Ardilosamente os homens invertem a situação, fazendo-as crer que elas é que são
incompetentes como mulheres. Há uma música – “Eu sou a outra” – cuja letra
expressa muito bem a situação da mulher acusada por não ter competência de
segurar seu homem: trago o coração ferido / mas tenho muito mais classe de quem
não soube prender o marido... De vítima, passa a ser culpabilizada – inversão
perversa e preconceituosa contra as mulheres.
Assim
como Madame Lysiane, Cláudia também se equivocara ao depositar no outro a expectativa
de resolver sua solidão. Em suma, agira como todo mundo age. Não quisera
aprender a lição proclamada pela vida em cada experiência, em cada fracasso de
amor ou amizade. No final das contas, que se há de fazer com a verdade de que
todo mundo é um pouco triste e um pouco só.
***
Márcio de Lima Dantas é Professor Adjunto II da Universidade Federal do Rio Grande do Norte. É autor de xerófilo e Rol da feira, encartado nas edições 3 e 5 do caderno-revista 7faces, respectivamente; no 5º número publicou também uma edição de artes plásticas caderno de desenhos. Além disso, escreveu os seguintes livros de poesia Metáfrase (1999), O sétimo livro de elegias (2006), Para sair do dia (2006) e os de ensaio Mestiçagem e ensaísmo em João Cabral de Melo Neto (2005) e Imaginário e poesia em Orides Fontela (2011).
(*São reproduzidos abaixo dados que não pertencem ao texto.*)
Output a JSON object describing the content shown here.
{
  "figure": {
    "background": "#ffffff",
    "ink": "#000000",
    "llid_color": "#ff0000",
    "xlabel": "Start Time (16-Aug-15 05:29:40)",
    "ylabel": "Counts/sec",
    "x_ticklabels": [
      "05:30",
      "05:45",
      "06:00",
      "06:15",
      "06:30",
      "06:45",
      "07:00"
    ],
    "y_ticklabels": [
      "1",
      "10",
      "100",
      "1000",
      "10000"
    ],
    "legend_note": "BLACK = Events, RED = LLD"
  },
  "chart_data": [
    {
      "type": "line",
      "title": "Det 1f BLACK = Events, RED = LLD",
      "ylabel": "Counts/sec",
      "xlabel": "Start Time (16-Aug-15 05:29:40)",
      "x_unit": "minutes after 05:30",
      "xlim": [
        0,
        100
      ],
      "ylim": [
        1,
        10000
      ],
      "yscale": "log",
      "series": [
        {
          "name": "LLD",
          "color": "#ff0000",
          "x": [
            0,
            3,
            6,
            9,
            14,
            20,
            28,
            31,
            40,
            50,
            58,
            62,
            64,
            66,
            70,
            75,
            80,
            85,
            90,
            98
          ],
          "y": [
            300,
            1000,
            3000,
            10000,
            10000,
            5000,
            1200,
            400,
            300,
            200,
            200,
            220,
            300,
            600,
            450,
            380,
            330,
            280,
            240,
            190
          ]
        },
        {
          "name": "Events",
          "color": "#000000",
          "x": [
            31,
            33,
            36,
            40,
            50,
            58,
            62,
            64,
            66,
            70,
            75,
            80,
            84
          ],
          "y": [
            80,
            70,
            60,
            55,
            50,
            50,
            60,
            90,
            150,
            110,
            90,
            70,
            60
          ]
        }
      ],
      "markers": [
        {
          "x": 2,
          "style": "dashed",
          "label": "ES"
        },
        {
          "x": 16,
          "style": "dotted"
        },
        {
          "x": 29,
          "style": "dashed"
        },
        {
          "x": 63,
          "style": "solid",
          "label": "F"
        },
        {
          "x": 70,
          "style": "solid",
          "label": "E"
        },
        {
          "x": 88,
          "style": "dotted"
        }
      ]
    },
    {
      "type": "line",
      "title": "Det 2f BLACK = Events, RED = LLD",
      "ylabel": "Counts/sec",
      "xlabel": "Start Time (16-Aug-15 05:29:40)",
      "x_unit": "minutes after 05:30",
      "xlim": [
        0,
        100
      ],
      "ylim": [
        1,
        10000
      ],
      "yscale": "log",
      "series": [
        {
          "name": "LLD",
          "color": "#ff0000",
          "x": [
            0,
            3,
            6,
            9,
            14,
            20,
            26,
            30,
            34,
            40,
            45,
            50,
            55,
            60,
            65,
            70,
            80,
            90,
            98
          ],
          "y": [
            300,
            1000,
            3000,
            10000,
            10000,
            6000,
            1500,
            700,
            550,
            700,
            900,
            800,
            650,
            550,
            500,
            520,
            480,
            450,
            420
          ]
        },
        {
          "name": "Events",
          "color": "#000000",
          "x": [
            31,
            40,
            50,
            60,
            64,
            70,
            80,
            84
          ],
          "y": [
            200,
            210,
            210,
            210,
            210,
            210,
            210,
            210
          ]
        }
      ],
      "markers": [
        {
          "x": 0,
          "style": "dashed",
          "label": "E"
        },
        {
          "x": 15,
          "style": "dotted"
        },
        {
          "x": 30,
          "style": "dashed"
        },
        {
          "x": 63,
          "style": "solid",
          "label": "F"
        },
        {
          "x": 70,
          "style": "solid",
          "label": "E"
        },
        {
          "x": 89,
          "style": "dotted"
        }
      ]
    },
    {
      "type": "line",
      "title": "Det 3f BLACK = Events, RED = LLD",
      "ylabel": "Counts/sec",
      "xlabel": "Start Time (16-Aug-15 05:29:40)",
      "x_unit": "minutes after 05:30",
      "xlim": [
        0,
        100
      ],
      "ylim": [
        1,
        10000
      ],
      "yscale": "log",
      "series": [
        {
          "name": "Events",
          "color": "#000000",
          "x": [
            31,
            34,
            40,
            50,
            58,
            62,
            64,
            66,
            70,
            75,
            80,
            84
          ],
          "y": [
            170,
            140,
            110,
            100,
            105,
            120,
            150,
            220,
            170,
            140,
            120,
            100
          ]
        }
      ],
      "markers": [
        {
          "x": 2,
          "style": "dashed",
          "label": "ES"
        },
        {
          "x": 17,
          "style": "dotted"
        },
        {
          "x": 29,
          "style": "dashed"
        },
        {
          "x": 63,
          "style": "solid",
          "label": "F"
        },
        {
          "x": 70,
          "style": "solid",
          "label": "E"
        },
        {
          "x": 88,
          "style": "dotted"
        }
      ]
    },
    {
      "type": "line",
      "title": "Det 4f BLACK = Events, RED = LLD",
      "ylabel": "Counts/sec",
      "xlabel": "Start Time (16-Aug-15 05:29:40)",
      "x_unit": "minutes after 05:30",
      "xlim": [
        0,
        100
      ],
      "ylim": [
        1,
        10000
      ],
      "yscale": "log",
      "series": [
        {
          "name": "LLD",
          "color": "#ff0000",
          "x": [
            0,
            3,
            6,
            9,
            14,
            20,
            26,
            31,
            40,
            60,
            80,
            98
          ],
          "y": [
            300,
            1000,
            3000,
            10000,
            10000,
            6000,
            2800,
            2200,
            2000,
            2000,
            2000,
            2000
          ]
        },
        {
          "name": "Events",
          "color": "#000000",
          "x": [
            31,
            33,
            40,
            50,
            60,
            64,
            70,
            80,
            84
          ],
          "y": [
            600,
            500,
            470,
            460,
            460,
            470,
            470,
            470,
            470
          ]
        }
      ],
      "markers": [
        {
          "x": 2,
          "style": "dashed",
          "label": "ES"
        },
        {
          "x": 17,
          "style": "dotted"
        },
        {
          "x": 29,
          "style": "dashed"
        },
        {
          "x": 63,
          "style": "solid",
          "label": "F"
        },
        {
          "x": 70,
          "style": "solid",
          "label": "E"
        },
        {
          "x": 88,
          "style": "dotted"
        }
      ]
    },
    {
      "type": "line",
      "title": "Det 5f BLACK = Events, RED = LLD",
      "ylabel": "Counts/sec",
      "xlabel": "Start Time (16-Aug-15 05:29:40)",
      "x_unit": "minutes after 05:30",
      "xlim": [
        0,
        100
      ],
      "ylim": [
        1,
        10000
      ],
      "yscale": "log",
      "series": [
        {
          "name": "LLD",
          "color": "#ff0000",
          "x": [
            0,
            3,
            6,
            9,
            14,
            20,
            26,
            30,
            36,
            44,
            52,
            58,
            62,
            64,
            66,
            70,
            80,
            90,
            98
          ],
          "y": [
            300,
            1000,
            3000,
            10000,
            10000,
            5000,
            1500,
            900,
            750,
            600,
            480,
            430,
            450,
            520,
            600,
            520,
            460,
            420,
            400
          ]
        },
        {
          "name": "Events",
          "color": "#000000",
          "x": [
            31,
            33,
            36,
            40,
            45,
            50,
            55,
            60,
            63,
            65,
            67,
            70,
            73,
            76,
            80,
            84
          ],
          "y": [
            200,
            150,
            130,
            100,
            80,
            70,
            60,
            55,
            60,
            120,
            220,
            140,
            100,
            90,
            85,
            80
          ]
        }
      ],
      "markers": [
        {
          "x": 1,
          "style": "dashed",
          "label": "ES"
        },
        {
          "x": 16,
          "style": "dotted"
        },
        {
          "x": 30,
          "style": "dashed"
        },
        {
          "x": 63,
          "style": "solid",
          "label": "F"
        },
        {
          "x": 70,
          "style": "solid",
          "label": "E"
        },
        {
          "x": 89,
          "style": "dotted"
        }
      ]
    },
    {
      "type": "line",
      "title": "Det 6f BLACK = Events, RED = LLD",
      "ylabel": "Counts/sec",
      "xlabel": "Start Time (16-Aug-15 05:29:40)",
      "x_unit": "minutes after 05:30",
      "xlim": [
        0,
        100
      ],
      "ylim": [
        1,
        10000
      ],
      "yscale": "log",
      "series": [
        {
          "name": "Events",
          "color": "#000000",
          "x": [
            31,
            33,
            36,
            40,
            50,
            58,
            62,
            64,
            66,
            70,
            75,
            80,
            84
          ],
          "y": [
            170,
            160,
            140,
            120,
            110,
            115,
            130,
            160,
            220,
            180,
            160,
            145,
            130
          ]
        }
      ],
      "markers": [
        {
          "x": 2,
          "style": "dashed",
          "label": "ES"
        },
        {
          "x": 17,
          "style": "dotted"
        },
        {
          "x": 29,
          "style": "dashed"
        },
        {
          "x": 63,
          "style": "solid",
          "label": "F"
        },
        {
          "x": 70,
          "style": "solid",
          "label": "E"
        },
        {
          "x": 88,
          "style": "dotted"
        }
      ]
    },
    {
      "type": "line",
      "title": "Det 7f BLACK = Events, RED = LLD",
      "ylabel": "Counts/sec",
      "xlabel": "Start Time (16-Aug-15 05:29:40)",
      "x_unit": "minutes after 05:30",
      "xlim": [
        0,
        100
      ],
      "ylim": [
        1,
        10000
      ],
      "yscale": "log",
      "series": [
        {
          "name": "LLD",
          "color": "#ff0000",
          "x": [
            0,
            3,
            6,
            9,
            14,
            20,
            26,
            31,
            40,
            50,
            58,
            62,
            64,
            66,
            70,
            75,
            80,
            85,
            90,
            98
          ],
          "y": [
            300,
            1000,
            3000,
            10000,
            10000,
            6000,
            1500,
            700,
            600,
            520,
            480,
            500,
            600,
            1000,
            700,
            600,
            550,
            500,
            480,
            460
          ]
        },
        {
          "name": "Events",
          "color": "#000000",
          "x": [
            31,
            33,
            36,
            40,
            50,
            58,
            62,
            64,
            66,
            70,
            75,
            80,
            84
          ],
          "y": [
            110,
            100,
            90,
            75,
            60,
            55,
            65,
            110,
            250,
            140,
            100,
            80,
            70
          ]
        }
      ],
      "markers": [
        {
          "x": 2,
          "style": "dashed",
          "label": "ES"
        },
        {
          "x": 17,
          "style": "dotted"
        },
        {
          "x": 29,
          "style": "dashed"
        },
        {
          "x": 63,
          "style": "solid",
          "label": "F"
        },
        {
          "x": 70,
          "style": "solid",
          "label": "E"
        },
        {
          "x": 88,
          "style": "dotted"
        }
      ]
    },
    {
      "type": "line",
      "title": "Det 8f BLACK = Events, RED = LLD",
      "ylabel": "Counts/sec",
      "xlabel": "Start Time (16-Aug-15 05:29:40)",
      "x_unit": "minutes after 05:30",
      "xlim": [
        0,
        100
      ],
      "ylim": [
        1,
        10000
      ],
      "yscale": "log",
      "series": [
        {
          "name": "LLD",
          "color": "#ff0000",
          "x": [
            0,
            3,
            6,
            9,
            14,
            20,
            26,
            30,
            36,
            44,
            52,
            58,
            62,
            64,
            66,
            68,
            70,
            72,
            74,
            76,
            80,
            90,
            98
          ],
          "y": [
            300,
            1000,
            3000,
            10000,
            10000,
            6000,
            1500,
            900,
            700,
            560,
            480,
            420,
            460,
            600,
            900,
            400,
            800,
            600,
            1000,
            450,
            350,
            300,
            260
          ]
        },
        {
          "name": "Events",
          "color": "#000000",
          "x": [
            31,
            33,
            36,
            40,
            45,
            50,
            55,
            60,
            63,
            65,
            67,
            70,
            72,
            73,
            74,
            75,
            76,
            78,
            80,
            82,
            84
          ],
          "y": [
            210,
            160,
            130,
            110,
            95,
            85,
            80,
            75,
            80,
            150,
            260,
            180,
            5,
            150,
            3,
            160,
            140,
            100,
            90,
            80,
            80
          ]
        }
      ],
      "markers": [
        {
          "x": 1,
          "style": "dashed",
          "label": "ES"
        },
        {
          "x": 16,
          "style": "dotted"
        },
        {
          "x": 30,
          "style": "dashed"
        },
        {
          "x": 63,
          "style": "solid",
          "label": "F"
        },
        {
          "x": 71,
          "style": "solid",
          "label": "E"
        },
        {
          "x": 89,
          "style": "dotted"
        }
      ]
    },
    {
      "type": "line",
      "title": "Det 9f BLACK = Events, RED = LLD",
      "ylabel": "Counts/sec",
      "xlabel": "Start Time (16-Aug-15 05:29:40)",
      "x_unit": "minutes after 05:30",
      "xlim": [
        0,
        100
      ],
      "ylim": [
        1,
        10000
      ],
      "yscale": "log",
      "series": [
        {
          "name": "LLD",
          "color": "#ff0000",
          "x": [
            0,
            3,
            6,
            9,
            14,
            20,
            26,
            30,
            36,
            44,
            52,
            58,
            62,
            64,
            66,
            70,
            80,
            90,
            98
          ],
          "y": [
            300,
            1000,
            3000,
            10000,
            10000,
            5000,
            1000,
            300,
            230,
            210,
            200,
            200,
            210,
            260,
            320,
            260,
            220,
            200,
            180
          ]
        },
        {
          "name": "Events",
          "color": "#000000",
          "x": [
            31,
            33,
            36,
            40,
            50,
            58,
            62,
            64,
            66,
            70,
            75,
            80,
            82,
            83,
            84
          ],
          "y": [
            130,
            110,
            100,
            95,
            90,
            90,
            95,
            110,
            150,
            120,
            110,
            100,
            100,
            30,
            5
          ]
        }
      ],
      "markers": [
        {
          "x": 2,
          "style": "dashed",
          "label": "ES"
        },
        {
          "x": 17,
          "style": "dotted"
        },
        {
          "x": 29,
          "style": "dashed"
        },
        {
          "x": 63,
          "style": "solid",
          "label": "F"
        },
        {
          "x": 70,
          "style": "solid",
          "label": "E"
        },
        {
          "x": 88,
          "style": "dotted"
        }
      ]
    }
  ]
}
Também traduziu para o francês, com o prof. Emmanuel Jaffelin, quatro livros da poeta Orides Fontela, organizados em dois tomos: Rosace. Paris: L’Harmattan, 1999 (Transposição e Helianto) e Trèfle: L’Harmattan, 1998 (Alba e Rosácea). Ganhou o prêmio Othoniel Menezes (2006), com o livro Para sair do dia, outorgado pela Capitania das Artes; foi contemplado com o I Prêmio Literário Canon de Poesia 2008.